Foreshore legislation expected by Christmas
A clear and detailed government policy statement on the foreshore and seabed issue is expected to be released before Christmas. Legislation is not likely to be introduced until early next year. Deputy Prime Minister Michael Cullen says the government recognises the need for certainty but it cannot be dogmatic about timing, as consultation will continue even as the bill is being drafted. The Waitangi Tribunal has this week been advised of the indicative timetable and assured it can feed into the deliberative process. But in the end, the foreshore and seabed issue will be resolved in the legislative arena so any solution must be able to attract a Parliamentary majority, says Michael Cullen. The government's thinking continued to reflect the principles of open access and that Maori customary interests should be acknowledged and protected.

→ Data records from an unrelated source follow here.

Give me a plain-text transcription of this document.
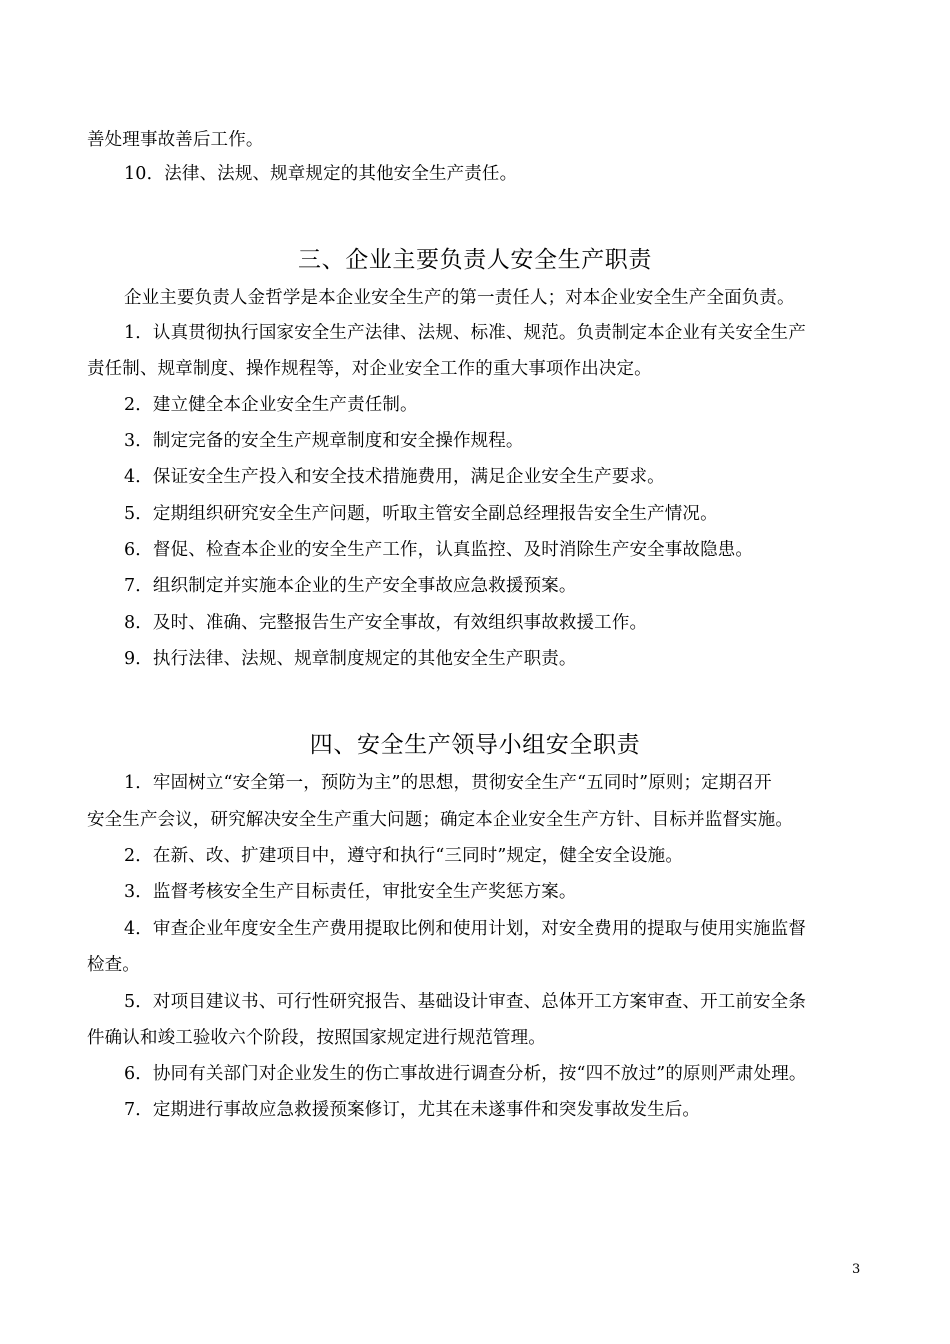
善处理事故善后工作。
10．法律、法规、规章规定的其他安全生产责任。
三、企业主要负责人安全生产职责
企业主要负责人金哲学是本企业安全生产的第一责任人；对本企业安全生产全面负责。
1．认真贯彻执行国家安全生产法律、法规、标准、规范。负责制定本企业有关安全生产
责任制、规章制度、操作规程等，对企业安全工作的重大事项作出决定。
2．建立健全本企业安全生产责任制。
3．制定完备的安全生产规章制度和安全操作规程。
4．保证安全生产投入和安全技术措施费用，满足企业安全生产要求。
5．定期组织研究安全生产问题，听取主管安全副总经理报告安全生产情况。
6．督促、检查本企业的安全生产工作，认真监控、及时消除生产安全事故隐患。
7．组织制定并实施本企业的生产安全事故应急救援预案。
8．及时、准确、完整报告生产安全事故，有效组织事故救援工作。
9．执行法律、法规、规章制度规定的其他安全生产职责。
四、安全生产领导小组安全职责
1．牢固树立“安全第一，预防为主”的思想，贯彻安全生产“五同时”原则；定期召开
安全生产会议，研究解决安全生产重大问题；确定本企业安全生产方针、目标并监督实施。
2．在新、改、扩建项目中，遵守和执行“三同时”规定，健全安全设施。
3．监督考核安全生产目标责任，审批安全生产奖惩方案。
4．审查企业年度安全生产费用提取比例和使用计划，对安全费用的提取与使用实施监督
检查。
5．对项目建议书、可行性研究报告、基础设计审查、总体开工方案审查、开工前安全条
件确认和竣工验收六个阶段，按照国家规定进行规范管理。
6．协同有关部门对企业发生的伤亡事故进行调查分析，按“四不放过”的原则严肃处理。
7．定期进行事故应急救援预案修订，尤其在未遂事件和突发事故发生后。
3
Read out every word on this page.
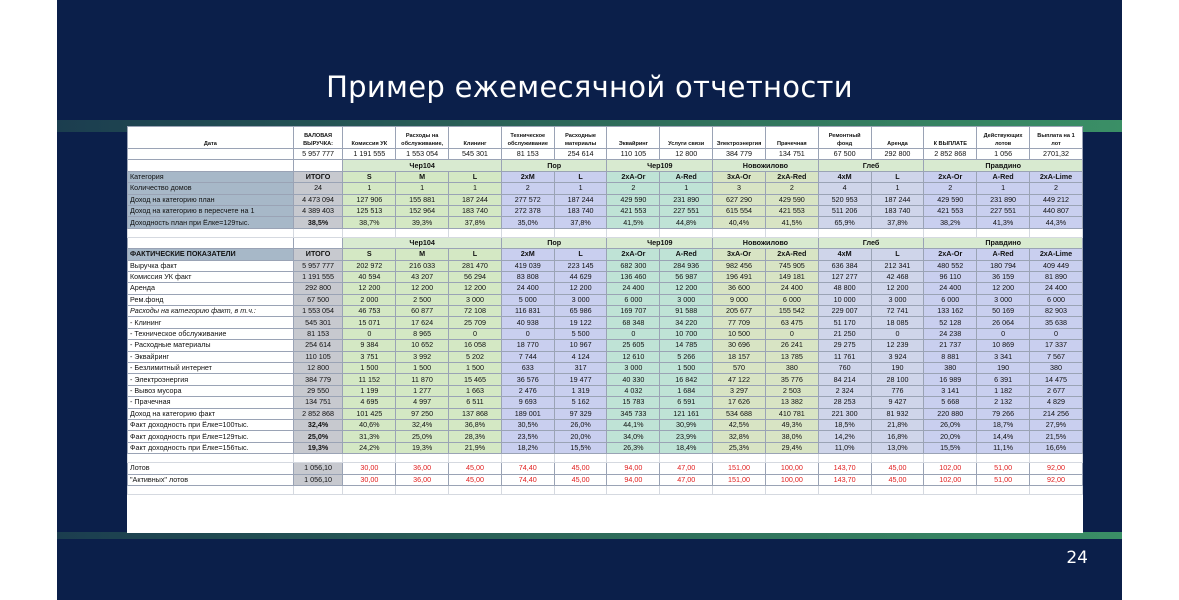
Пример ежемесячной отчетности
Дата	ВАЛОВАЯ ВЫРУЧКА:	Комиссия УК	Расходы на обслуживание,	Клининг	Техническое обслуживание	Расходные материалы	Эквайринг	Услуги связи	Электроэнергия	Прачечная	Ремонтный фонд	Аренда	К ВЫПЛАТЕ	Действующих лотов	Выплата на 1 лот
	5 957 777	1 191 555	1 553 054	545 301	81 153	254 614	110 105	12 800	384 779	134 751	67 500	292 800	2 852 868	1 056	2701,32
		Чер104			Пор		Чер109		Новожилово		Глеб		Правдино		
Категория	ИТОГО	S	M	L	2xM	L	2xA-Or	A-Red	3xA-Or	2xA-Red	4xM	L	2xA-Or	A-Red	2xA-Lime
Количество домов	24	1	1	1	2	1	2	1	3	2	4	1	2	1	2
Доход на категорию план	4 473 094	127 906	155 881	187 244	277 572	187 244	429 590	231 890	627 290	429 590	520 953	187 244	429 590	231 890	449 212
Доход на категорию в пересчете на 1	4 389 403	125 513	152 964	183 740	272 378	183 740	421 553	227 551	615 554	421 553	511 206	183 740	421 553	227 551	440 807
Доходность план при Ёлке=129тыс.	38,5%	38,7%	39,3%	37,8%	35,0%	37,8%	41,5%	44,8%	40,4%	41,5%	65,9%	37,8%	38,2%	41,3%	44,3%

		Чер104			Пор		Чер109		Новожилово		Глеб		Правдино		
ФАКТИЧЕСКИЕ ПОКАЗАТЕЛИ	ИТОГО	S	M	L	2xM	L	2xA-Or	A-Red	3xA-Or	2xA-Red	4xM	L	2xA-Or	A-Red	2xA-Lime
Выручка факт	5 957 777	202 972	216 033	281 470	419 039	223 145	682 300	284 936	982 456	745 905	636 384	212 341	480 552	180 794	409 449
Комиссия УК факт	1 191 555	40 594	43 207	56 294	83 808	44 629	136 460	56 987	196 491	149 181	127 277	42 468	96 110	36 159	81 890
Аренда	292 800	12 200	12 200	12 200	24 400	12 200	24 400	12 200	36 600	24 400	48 800	12 200	24 400	12 200	24 400
Рем.фонд	67 500	2 000	2 500	3 000	5 000	3 000	6 000	3 000	9 000	6 000	10 000	3 000	6 000	3 000	6 000
Расходы на категорию факт, в т.ч.:	1 553 054	46 753	60 877	72 108	116 831	65 986	169 707	91 588	205 677	155 542	229 007	72 741	133 162	50 169	82 903
- Клининг	545 301	15 071	17 624	25 709	40 938	19 122	68 348	34 220	77 709	63 475	51 170	18 085	52 128	26 064	35 638
- Техническое обслуживание	81 153	0	8 965	0	0	5 500	0	10 700	10 500	0	21 250	0	24 238	0	0
- Расходные материалы	254 614	9 384	10 652	16 058	18 770	10 967	25 605	14 785	30 696	26 241	29 275	12 239	21 737	10 869	17 337
- Эквайринг	110 105	3 751	3 992	5 202	7 744	4 124	12 610	5 266	18 157	13 785	11 761	3 924	8 881	3 341	7 567
- Безлимитный интернет	12 800	1 500	1 500	1 500	633	317	3 000	1 500	570	380	760	190	380	190	380
- Электроэнергия	384 779	11 152	11 870	15 465	36 576	19 477	40 330	16 842	47 122	35 776	84 214	28 100	16 989	6 391	14 475
- Вывоз мусора	29 550	1 199	1 277	1 663	2 476	1 319	4 032	1 684	3 297	2 503	2 324	776	3 141	1 182	2 677
- Прачечная	134 751	4 695	4 997	6 511	9 693	5 162	15 783	6 591	17 626	13 382	28 253	9 427	5 668	2 132	4 829
Доход на категорию факт	2 852 868	101 425	97 250	137 868	189 001	97 329	345 733	121 161	534 688	410 781	221 300	81 932	220 880	79 266	214 256
Факт доходность при Ёлке=100тыс.	32,4%	40,6%	32,4%	36,8%	30,5%	26,0%	44,1%	30,9%	42,5%	49,3%	18,5%	21,8%	26,0%	18,7%	27,9%
Факт доходность при Ёлке=129тыс.	25,0%	31,3%	25,0%	28,3%	23,5%	20,0%	34,0%	23,9%	32,8%	38,0%	14,2%	16,8%	20,0%	14,4%	21,5%
Факт доходность при Ёлке=156тыс.	19,3%	24,2%	19,3%	21,9%	18,2%	15,5%	26,3%	18,4%	25,3%	29,4%	11,0%	13,0%	15,5%	11,1%	16,6%

Лотов	1 056,10	30,00	36,00	45,00	74,40	45,00	94,00	47,00	151,00	100,00	143,70	45,00	102,00	51,00	92,00
"Активных" лотов	1 056,10	30,00	36,00	45,00	74,40	45,00	94,00	47,00	151,00	100,00	143,70	45,00	102,00	51,00	92,00

24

President Hu visits New Zealand
A three day visit by Chinese President Hu Jintao over Labour weekend enables him to see first-hand some of the drivers of innovation in the New Zealand economy. Prime Minister Helen Clark says President Hu leads a new generation of Chinese leaders and she is delighted he is visiting New Zealand so soon after assuming office. Earlier this week Helen Clark met President Hu at the APEC Leaders' summit in Bangkok. His visit takes in Auckland, Wellington and Hamilton. Links between New Zealand and China are growing rapidly. Last year 30,000 Chinese students studied in New Zealand, and 76,000 Chinese tourists visited, double the number in 2000. China is New Zealand's fourth largest trade partner, with total trade of over $4 billion this year.

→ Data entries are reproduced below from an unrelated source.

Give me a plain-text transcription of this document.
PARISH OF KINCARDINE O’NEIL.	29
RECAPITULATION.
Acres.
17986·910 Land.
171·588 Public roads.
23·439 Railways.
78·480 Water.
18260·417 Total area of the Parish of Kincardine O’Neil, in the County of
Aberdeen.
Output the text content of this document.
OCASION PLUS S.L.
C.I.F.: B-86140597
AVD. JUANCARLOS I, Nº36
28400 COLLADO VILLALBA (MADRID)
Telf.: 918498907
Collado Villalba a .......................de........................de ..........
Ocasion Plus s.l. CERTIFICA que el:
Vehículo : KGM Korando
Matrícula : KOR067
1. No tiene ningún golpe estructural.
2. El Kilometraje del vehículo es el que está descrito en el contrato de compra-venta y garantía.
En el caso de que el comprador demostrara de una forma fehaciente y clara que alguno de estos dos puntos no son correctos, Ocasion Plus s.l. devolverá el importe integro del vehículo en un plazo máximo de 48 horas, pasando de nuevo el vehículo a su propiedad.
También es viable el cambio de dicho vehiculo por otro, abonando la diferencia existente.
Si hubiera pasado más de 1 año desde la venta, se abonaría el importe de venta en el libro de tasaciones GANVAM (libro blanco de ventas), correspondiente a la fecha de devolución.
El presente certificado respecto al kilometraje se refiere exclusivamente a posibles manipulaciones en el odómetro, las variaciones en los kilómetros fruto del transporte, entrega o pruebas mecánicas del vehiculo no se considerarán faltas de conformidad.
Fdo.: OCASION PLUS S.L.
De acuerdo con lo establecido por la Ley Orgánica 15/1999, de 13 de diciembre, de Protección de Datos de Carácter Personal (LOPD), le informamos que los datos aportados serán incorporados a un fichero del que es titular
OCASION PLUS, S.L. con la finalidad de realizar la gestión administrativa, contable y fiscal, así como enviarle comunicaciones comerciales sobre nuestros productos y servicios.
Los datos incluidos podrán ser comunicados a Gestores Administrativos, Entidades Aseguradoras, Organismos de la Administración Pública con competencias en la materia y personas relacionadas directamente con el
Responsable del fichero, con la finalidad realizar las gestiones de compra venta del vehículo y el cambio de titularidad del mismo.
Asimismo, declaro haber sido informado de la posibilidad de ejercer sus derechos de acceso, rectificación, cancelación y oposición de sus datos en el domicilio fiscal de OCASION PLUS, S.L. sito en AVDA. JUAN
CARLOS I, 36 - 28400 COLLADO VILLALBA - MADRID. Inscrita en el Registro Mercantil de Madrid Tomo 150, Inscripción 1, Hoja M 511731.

Review of CYFS provides opportunities
A review of the Department of Child, Youth and Family Services has revealed systemic problems, unclear outcome priorities and variability in the quality of service. Child, Youth and Family Minister Ruth Dyson says the department's immediate priorities are to employ additional front-line social work staff, develop a strategy for managing demand, and give greater support for regional delivery of services. Since 1999, the government has increased the department's baseline funding by more than 50 per cent, strengthened the social work profession by introducing formal registration, and improved relationships with the community sector. Child, Youth and Family helps thousands of New Zealand children, young people and families every year, and the review provides an opportunity to build on these achievements, says Ruth Dyson. Copies of the review and summary of CYF's implementation plan, available on www.cyf.govt.nz
Government won't intervene on Air NZ/Qantas
The government will not over-ride the normal competition tests in relation to the Air New Zealand-Qantas deal. Finance Minister Michael Cullen reaffirmed this after the Commerce Commission rejected the proposed strategic alliance on the grounds that it was anti-competitive. The government had made it clear that it supported the proposal going to the Commerce Commission and its Australian equivalent, that final approval would depend on clearance by both authorities and that the government would not intervene in that process. Whether Air New Zealand and Qantas exercise their right of appeal is entirely to them to decide, says Michael Cullen. The challenge now for Air New Zealand was to carefully consider its range of options as it seeks to protect its long-term viability as a domestic and international carrier.
New law on DNA assists battle against crime
Overhaul of DNA profiling laws will greatly enhance the police's ability to catch serious criminals and to resolve burglaries, says Justice Minister Phil Goff. The Criminal Investigations (Bodily Samples) Amendment Act, passed by Parliament this week, gives police the power to obtain samples from burglary suspects, an important extension to the existing law. Many of the country's worst offenders currently behind bars will now have their DNA included in the database. This may help police to resolve some unsolved crimes. The act allows police to take mouth swab samples as technological advances meant these now provide the same quality profile as blood. Phil Goff says the new law will greatly enhance police investigative powers without unreasonably interfering with personal rights.